Outcome Bias in Software Engineering
Outcome Bias in Software Engineering
As an avid poker and Magic: The Gathering player, I spend a lot of energy training myself to remove outcome bias from my thinking. When I look back on a decision, I try to evaluate whether it was correct given what I knew at the time regardless of how it turned out. This is harder than it sounds, because once you know the result, your brain wants to make the right choice feel obvious in retrospect.
As we are coming up on the much anticipated Super Bowl XLIX rematch of Pats-Hawks, I can't help but think of what I believe is one of the best examples of outcome bias in modern sports. The Seahawks famously threw the ball on the 1-yard line when they had one of the best short yardage runners in the league. It was intercepted and they lost. People commonly say "why didn't they just hand it off to Marshawn?" They would never say this of course if they had scored on the throw. While I believe it probably was the more "correct" move to run the ball here, the outcome biases us to think it was a much more obvious decision than it actually was.
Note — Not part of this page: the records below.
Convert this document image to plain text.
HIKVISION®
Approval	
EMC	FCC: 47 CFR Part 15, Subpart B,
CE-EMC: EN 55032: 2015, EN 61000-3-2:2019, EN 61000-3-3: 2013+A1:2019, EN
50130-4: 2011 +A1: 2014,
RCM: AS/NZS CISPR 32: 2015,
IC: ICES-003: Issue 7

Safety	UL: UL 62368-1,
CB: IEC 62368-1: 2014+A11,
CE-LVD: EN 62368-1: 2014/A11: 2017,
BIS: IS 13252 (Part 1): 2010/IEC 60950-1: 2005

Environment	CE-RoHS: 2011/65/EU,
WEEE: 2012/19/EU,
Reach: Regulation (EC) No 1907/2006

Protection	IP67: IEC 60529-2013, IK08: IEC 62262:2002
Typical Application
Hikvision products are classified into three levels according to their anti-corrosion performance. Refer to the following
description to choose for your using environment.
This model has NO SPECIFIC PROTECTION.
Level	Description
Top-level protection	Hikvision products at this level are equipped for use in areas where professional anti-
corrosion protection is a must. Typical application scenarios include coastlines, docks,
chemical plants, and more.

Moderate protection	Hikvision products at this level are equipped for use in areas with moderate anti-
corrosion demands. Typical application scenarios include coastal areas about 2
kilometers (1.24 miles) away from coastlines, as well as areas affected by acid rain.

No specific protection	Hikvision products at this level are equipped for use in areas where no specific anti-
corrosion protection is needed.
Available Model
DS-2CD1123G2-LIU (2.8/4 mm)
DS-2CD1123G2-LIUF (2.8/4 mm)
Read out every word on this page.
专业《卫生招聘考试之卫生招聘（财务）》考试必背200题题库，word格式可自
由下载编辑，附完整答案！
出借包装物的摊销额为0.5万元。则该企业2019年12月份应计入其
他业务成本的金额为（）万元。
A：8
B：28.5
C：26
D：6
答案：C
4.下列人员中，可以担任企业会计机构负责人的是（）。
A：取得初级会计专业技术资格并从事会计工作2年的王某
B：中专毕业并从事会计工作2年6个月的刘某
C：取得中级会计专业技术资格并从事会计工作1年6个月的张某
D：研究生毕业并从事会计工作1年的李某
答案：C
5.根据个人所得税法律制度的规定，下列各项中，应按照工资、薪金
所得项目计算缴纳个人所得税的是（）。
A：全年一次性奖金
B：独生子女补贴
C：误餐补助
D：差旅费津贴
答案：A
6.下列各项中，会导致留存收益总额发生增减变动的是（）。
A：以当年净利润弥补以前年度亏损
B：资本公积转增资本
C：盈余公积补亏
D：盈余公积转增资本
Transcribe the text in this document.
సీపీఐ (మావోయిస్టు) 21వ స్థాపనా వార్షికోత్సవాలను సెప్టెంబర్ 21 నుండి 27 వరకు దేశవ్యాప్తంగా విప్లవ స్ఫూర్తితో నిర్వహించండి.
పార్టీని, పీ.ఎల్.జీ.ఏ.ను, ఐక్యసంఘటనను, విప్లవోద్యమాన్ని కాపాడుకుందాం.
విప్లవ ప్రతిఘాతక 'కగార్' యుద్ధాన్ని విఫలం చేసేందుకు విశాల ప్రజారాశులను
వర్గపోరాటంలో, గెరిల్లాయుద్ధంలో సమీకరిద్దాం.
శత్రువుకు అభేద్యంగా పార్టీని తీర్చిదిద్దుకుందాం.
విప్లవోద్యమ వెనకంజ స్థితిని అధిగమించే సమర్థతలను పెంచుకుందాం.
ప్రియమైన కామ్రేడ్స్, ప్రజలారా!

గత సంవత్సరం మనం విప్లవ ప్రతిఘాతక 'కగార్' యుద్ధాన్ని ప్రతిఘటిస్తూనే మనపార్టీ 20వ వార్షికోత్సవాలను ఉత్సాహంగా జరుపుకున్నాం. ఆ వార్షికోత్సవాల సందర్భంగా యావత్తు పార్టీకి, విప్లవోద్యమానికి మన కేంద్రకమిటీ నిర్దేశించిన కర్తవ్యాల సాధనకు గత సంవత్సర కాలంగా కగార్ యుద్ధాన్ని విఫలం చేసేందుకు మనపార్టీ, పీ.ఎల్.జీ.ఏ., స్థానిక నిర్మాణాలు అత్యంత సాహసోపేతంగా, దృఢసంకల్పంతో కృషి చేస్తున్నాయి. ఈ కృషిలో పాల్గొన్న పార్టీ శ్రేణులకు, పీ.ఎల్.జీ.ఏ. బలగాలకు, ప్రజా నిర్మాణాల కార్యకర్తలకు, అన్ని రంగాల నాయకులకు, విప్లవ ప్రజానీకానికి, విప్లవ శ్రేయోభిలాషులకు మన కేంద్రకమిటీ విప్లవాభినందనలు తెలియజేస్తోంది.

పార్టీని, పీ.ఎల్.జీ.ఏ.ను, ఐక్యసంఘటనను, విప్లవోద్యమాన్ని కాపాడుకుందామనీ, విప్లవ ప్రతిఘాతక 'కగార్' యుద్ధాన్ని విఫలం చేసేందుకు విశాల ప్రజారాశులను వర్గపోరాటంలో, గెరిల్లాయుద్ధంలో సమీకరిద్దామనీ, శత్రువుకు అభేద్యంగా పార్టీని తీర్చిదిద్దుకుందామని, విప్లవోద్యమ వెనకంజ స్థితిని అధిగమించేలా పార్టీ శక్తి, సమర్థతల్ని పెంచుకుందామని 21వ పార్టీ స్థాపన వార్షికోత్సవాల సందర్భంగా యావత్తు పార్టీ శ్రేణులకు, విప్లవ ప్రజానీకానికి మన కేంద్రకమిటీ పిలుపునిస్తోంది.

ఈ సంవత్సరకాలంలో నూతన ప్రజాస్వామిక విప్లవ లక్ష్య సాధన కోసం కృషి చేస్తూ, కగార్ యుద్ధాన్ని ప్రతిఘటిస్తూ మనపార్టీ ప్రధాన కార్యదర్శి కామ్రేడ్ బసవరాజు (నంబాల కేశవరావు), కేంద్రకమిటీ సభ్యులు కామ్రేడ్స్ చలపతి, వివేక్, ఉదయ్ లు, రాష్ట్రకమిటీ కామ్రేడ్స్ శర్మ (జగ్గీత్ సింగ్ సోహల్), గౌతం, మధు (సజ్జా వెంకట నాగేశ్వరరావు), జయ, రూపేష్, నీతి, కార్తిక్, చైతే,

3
Now for what actually bothers me: I almost never see this line of thinking applied in software engineering. We have a project with multiple architectural proposals, we deliberate and pick one, eventually we ship. Applause all around. The winning architecture gets treated as the "obviously correct" choice, and the alternatives quietly disappear. But who is asking if the other approach might have shipped faster? If the other approach might have led to a better user experience? If the other approach left less technical debt? Success has a way of killing these questions before anyone thinks to ask them.
It would be somewhat unfair of me to whine about this problem without proposing a solution. SRE culture already has the right instinct here: postmortems after outages are great at resisting outcome bias. They focus on systems, not blame. They ask "given what we knew, did our decisions make sense?"
But here's the gap: we only do postmortems when something breaks. Nobody runs one when the system works but is fragile and miserable to maintain. Or when a project ships but takes twice as long as it should have. Or when a design technically succeeds but quietly constrains everything that comes after it. Or even when everything works a well as we could have possibly hoped (maybe there was even more juice to squeeze).
To go back to the poker analogy, I don't get sad when I draw into a straight and save what was a semi-bluff, but I sure do think about whether it was the correct decision afterwards. The hands where you win despite bad play are the most dangerous, because they teach you the wrong lesson.
The solution: project retrospectives. Not for outages. Not for failures. For shipped projects that went fine. Sit down after a successful launch and ask: what alternatives did we consider, what assumptions were wrong, and where did we just get lucky? If we re-ran this decision with the same information, would we choose the same path?
You can't build good engineering judgment if you only examine your losses.